Patients after orthotopic liver transplantation may show cognitive dysfunction.
To date, it has not been clear whether this dysfunction is due to residual hepatic encephalopathy or new-onset cognitive disturbances.
Just as little is known about the course and clinical significance.
Dr Anita Blanka Tryc and colleagues from Germany performed a prospective, observational study of 50 patients on the waiting list for orthotopic liver transplantation.
The patients were examined in an outpatient setting before orthotopic liver transplantation, and 6 and 12 months after orthotopic liver transplantation with the Psychometric Hepatic Encephalopathy Score, the Inhibitory Control Test, and the critical flicker frequency for the diagnosis of hepatic encephalopathy.
In addition, the Repeatable Battery for the Assessment of Neuropsychological Status (RBANS) was used as a tool for the measurement of global cognitive function.
|Approximately 70% of the patients deteriorated in at least 1 cognitive domain |
The Short Form 36 health survey was used to assess health-related quality of life.

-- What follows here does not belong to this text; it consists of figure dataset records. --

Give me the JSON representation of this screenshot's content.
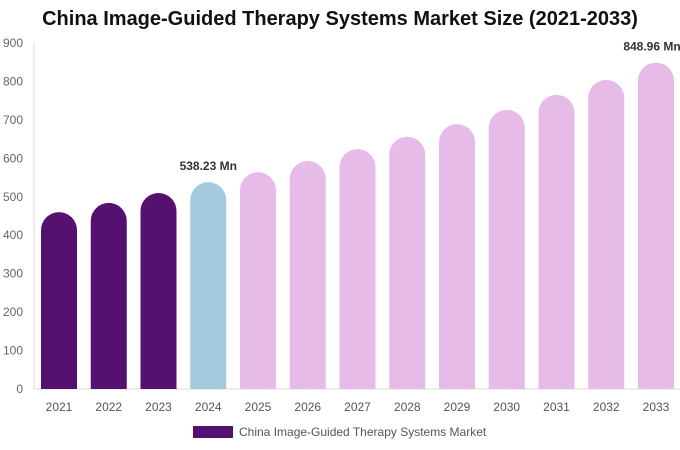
{
  "chart_data": {
    "type": "bar",
    "title": "China Image-Guided Therapy Systems Market Size (2021-2033)",
    "categories": [
      "2021",
      "2022",
      "2023",
      "2024",
      "2025",
      "2026",
      "2027",
      "2028",
      "2029",
      "2030",
      "2031",
      "2032",
      "2033"
    ],
    "series": [
      {
        "name": "China Image-Guided Therapy Systems Market",
        "values": [
          460,
          484,
          510,
          538.23,
          564,
          593,
          624,
          656,
          689,
          726,
          765,
          804,
          848.96
        ]
      }
    ],
    "data_labels": [
      {
        "index": 3,
        "text": "538.23 Mn"
      },
      {
        "index": 12,
        "text": "848.96 Mn"
      }
    ],
    "ylim": [
      0,
      900
    ],
    "yticks": [
      0,
      100,
      200,
      300,
      400,
      500,
      600,
      700,
      800,
      900
    ],
    "grid": false,
    "legend": "bottom",
    "colors": {
      "historical": "#541170",
      "current": "#a4cade",
      "forecast": "#e6bbe8"
    }
  }
}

The team observed that 12 months after orthotopic liver transplantation, cognitive dysfunction characteristic of hepatic encephalopathy had resolved, but a secondary cognitive decline became apparent and had features different from those known with hepatic encephalopathy.
Approximately 70% of the patients deteriorated in at least 1 cognitive domain of RBANS.

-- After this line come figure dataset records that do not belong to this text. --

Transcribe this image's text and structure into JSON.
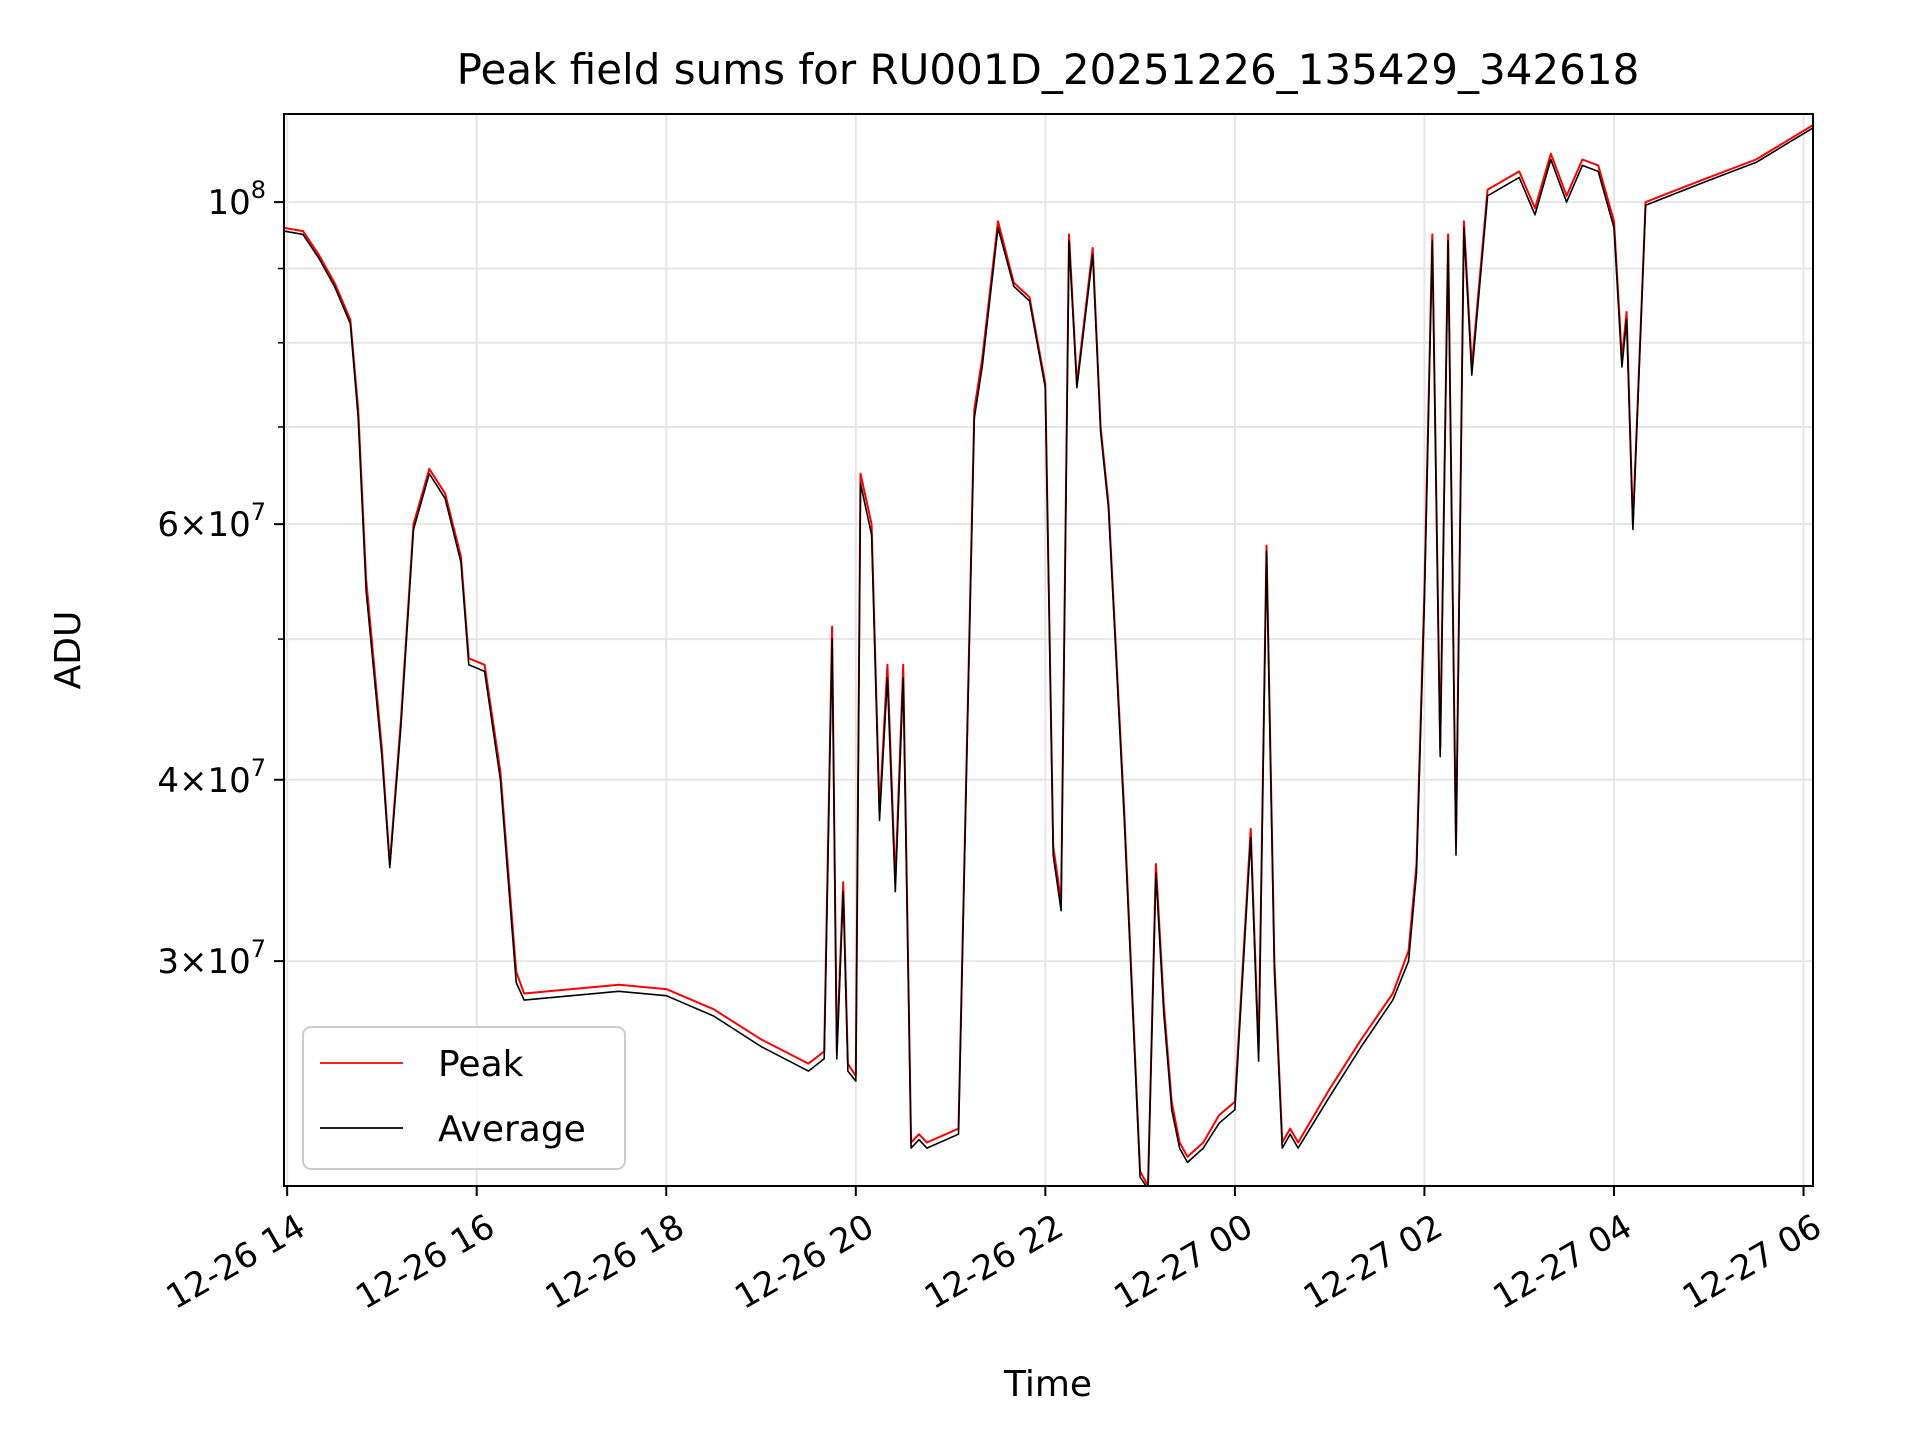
{
  "chart_data": {
    "type": "line",
    "title": "Peak field sums for RU001D_20251226_135429_342618",
    "xlabel": "Time",
    "ylabel": "ADU",
    "yscale": "log",
    "ylim": [
      21000000,
      115000000
    ],
    "xlim": [
      "2025-12-26 13:58",
      "2025-12-27 06:06"
    ],
    "grid": true,
    "legend_position": "lower-left",
    "x_ticks": [
      {
        "t": "2025-12-26 14:00",
        "label": "12-26 14"
      },
      {
        "t": "2025-12-26 16:00",
        "label": "12-26 16"
      },
      {
        "t": "2025-12-26 18:00",
        "label": "12-26 18"
      },
      {
        "t": "2025-12-26 20:00",
        "label": "12-26 20"
      },
      {
        "t": "2025-12-26 22:00",
        "label": "12-26 22"
      },
      {
        "t": "2025-12-27 00:00",
        "label": "12-27 00"
      },
      {
        "t": "2025-12-27 02:00",
        "label": "12-27 02"
      },
      {
        "t": "2025-12-27 04:00",
        "label": "12-27 04"
      },
      {
        "t": "2025-12-27 06:00",
        "label": "12-27 06"
      }
    ],
    "y_ticks": [
      {
        "value": 30000000,
        "mantissa": "3",
        "exp": "7"
      },
      {
        "value": 40000000,
        "mantissa": "4",
        "exp": "7"
      },
      {
        "value": 60000000,
        "mantissa": "6",
        "exp": "7"
      },
      {
        "value": 100000000,
        "mantissa": "",
        "exp": "8"
      }
    ],
    "y_minor_ticks": [
      50000000,
      70000000,
      80000000,
      90000000
    ],
    "colors": {
      "peak": "#ff0000",
      "average": "#000000"
    },
    "series": [
      {
        "name": "Peak",
        "x": [
          "2025-12-26 13:58",
          "2025-12-26 14:10",
          "2025-12-26 14:20",
          "2025-12-26 14:30",
          "2025-12-26 14:40",
          "2025-12-26 14:45",
          "2025-12-26 14:50",
          "2025-12-26 15:00",
          "2025-12-26 15:05",
          "2025-12-26 15:12",
          "2025-12-26 15:20",
          "2025-12-26 15:30",
          "2025-12-26 15:40",
          "2025-12-26 15:50",
          "2025-12-26 15:55",
          "2025-12-26 16:05",
          "2025-12-26 16:15",
          "2025-12-26 16:25",
          "2025-12-26 16:30",
          "2025-12-26 17:00",
          "2025-12-26 17:30",
          "2025-12-26 18:00",
          "2025-12-26 18:30",
          "2025-12-26 19:00",
          "2025-12-26 19:30",
          "2025-12-26 19:40",
          "2025-12-26 19:45",
          "2025-12-26 19:48",
          "2025-12-26 19:52",
          "2025-12-26 19:55",
          "2025-12-26 20:00",
          "2025-12-26 20:03",
          "2025-12-26 20:10",
          "2025-12-26 20:15",
          "2025-12-26 20:20",
          "2025-12-26 20:25",
          "2025-12-26 20:30",
          "2025-12-26 20:35",
          "2025-12-26 20:40",
          "2025-12-26 20:45",
          "2025-12-26 21:05",
          "2025-12-26 21:15",
          "2025-12-26 21:20",
          "2025-12-26 21:30",
          "2025-12-26 21:40",
          "2025-12-26 21:50",
          "2025-12-26 22:00",
          "2025-12-26 22:05",
          "2025-12-26 22:10",
          "2025-12-26 22:15",
          "2025-12-26 22:20",
          "2025-12-26 22:30",
          "2025-12-26 22:35",
          "2025-12-26 22:40",
          "2025-12-26 22:50",
          "2025-12-26 23:00",
          "2025-12-26 23:05",
          "2025-12-26 23:10",
          "2025-12-26 23:15",
          "2025-12-26 23:20",
          "2025-12-26 23:25",
          "2025-12-26 23:30",
          "2025-12-26 23:40",
          "2025-12-26 23:50",
          "2025-12-27 00:00",
          "2025-12-27 00:10",
          "2025-12-27 00:15",
          "2025-12-27 00:20",
          "2025-12-27 00:25",
          "2025-12-27 00:30",
          "2025-12-27 00:35",
          "2025-12-27 00:40",
          "2025-12-27 01:00",
          "2025-12-27 01:20",
          "2025-12-27 01:40",
          "2025-12-27 01:50",
          "2025-12-27 01:55",
          "2025-12-27 02:00",
          "2025-12-27 02:05",
          "2025-12-27 02:10",
          "2025-12-27 02:15",
          "2025-12-27 02:20",
          "2025-12-27 02:25",
          "2025-12-27 02:30",
          "2025-12-27 02:40",
          "2025-12-27 03:00",
          "2025-12-27 03:10",
          "2025-12-27 03:20",
          "2025-12-27 03:30",
          "2025-12-27 03:40",
          "2025-12-27 03:50",
          "2025-12-27 04:00",
          "2025-12-27 04:05",
          "2025-12-27 04:08",
          "2025-12-27 04:12",
          "2025-12-27 04:20",
          "2025-12-27 04:30",
          "2025-12-27 05:00",
          "2025-12-27 05:30",
          "2025-12-27 06:06"
        ],
        "y": [
          96000000,
          95500000,
          92000000,
          88000000,
          83000000,
          72000000,
          55000000,
          42000000,
          35000000,
          44000000,
          60000000,
          65500000,
          63000000,
          57000000,
          48500000,
          48000000,
          40500000,
          29500000,
          28500000,
          28700000,
          28900000,
          28700000,
          27800000,
          26500000,
          25500000,
          26000000,
          51000000,
          26000000,
          34000000,
          25500000,
          25000000,
          65000000,
          60000000,
          38000000,
          48000000,
          34000000,
          48000000,
          22500000,
          22800000,
          22500000,
          23000000,
          72000000,
          78000000,
          97000000,
          88000000,
          86000000,
          75000000,
          36000000,
          33000000,
          95000000,
          75000000,
          93000000,
          70000000,
          62000000,
          38000000,
          21500000,
          21000000,
          35000000,
          28000000,
          24000000,
          22500000,
          22000000,
          22500000,
          23500000,
          24000000,
          37000000,
          26000000,
          58000000,
          30000000,
          22500000,
          23000000,
          22500000,
          24500000,
          26500000,
          28500000,
          30500000,
          35000000,
          54000000,
          95000000,
          42000000,
          95000000,
          36000000,
          97000000,
          77000000,
          102000000,
          105000000,
          99000000,
          108000000,
          101000000,
          107000000,
          106000000,
          97000000,
          78000000,
          84000000,
          60000000,
          100000000,
          101000000,
          104000000,
          107000000,
          113000000
        ]
      },
      {
        "name": "Average",
        "x": [
          "2025-12-26 13:58",
          "2025-12-26 14:10",
          "2025-12-26 14:20",
          "2025-12-26 14:30",
          "2025-12-26 14:40",
          "2025-12-26 14:45",
          "2025-12-26 14:50",
          "2025-12-26 15:00",
          "2025-12-26 15:05",
          "2025-12-26 15:12",
          "2025-12-26 15:20",
          "2025-12-26 15:30",
          "2025-12-26 15:40",
          "2025-12-26 15:50",
          "2025-12-26 15:55",
          "2025-12-26 16:05",
          "2025-12-26 16:15",
          "2025-12-26 16:25",
          "2025-12-26 16:30",
          "2025-12-26 17:00",
          "2025-12-26 17:30",
          "2025-12-26 18:00",
          "2025-12-26 18:30",
          "2025-12-26 19:00",
          "2025-12-26 19:30",
          "2025-12-26 19:40",
          "2025-12-26 19:45",
          "2025-12-26 19:48",
          "2025-12-26 19:52",
          "2025-12-26 19:55",
          "2025-12-26 20:00",
          "2025-12-26 20:03",
          "2025-12-26 20:10",
          "2025-12-26 20:15",
          "2025-12-26 20:20",
          "2025-12-26 20:25",
          "2025-12-26 20:30",
          "2025-12-26 20:35",
          "2025-12-26 20:40",
          "2025-12-26 20:45",
          "2025-12-26 21:05",
          "2025-12-26 21:15",
          "2025-12-26 21:20",
          "2025-12-26 21:30",
          "2025-12-26 21:40",
          "2025-12-26 21:50",
          "2025-12-26 22:00",
          "2025-12-26 22:05",
          "2025-12-26 22:10",
          "2025-12-26 22:15",
          "2025-12-26 22:20",
          "2025-12-26 22:30",
          "2025-12-26 22:35",
          "2025-12-26 22:40",
          "2025-12-26 22:50",
          "2025-12-26 23:00",
          "2025-12-26 23:05",
          "2025-12-26 23:10",
          "2025-12-26 23:15",
          "2025-12-26 23:20",
          "2025-12-26 23:25",
          "2025-12-26 23:30",
          "2025-12-26 23:40",
          "2025-12-26 23:50",
          "2025-12-27 00:00",
          "2025-12-27 00:10",
          "2025-12-27 00:15",
          "2025-12-27 00:20",
          "2025-12-27 00:25",
          "2025-12-27 00:30",
          "2025-12-27 00:35",
          "2025-12-27 00:40",
          "2025-12-27 01:00",
          "2025-12-27 01:20",
          "2025-12-27 01:40",
          "2025-12-27 01:50",
          "2025-12-27 01:55",
          "2025-12-27 02:00",
          "2025-12-27 02:05",
          "2025-12-27 02:10",
          "2025-12-27 02:15",
          "2025-12-27 02:20",
          "2025-12-27 02:25",
          "2025-12-27 02:30",
          "2025-12-27 02:40",
          "2025-12-27 03:00",
          "2025-12-27 03:10",
          "2025-12-27 03:20",
          "2025-12-27 03:30",
          "2025-12-27 03:40",
          "2025-12-27 03:50",
          "2025-12-27 04:00",
          "2025-12-27 04:05",
          "2025-12-27 04:08",
          "2025-12-27 04:12",
          "2025-12-27 04:20",
          "2025-12-27 04:30",
          "2025-12-27 05:00",
          "2025-12-27 05:30",
          "2025-12-27 06:06"
        ],
        "y": [
          95500000,
          95000000,
          91500000,
          87500000,
          82500000,
          71000000,
          54000000,
          41500000,
          34800000,
          43500000,
          59500000,
          65000000,
          62500000,
          56500000,
          48000000,
          47500000,
          40000000,
          29000000,
          28200000,
          28400000,
          28600000,
          28400000,
          27500000,
          26200000,
          25200000,
          25700000,
          50000000,
          25700000,
          33500000,
          25200000,
          24800000,
          64000000,
          59000000,
          37500000,
          47000000,
          33500000,
          47000000,
          22300000,
          22600000,
          22300000,
          22800000,
          71000000,
          77000000,
          96000000,
          87500000,
          85500000,
          74500000,
          35500000,
          32500000,
          94000000,
          74500000,
          92000000,
          69500000,
          61500000,
          37500000,
          21300000,
          20900000,
          34500000,
          27600000,
          23700000,
          22300000,
          21800000,
          22300000,
          23200000,
          23700000,
          36500000,
          25600000,
          57500000,
          29500000,
          22300000,
          22800000,
          22300000,
          24200000,
          26200000,
          28200000,
          30000000,
          34500000,
          53000000,
          94000000,
          41500000,
          94000000,
          35500000,
          96000000,
          76000000,
          101000000,
          104000000,
          98000000,
          107000000,
          100000000,
          106000000,
          105000000,
          96000000,
          77000000,
          83000000,
          59500000,
          99500000,
          100500000,
          103500000,
          106500000,
          112500000
        ]
      }
    ]
  }
}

The research team noted that this cognitive decline was related to neither a history of hepatic encephalopathy nor a history of alcohol abuse, but it was accompanied by a decline in the quality of life.
Dr Tryc's team concludes, "Orthotopic liver transplantation improves hepatic encephalopathy but is frequently followed by new-onset cognitive dysfunction, which can interfere with the quality of life."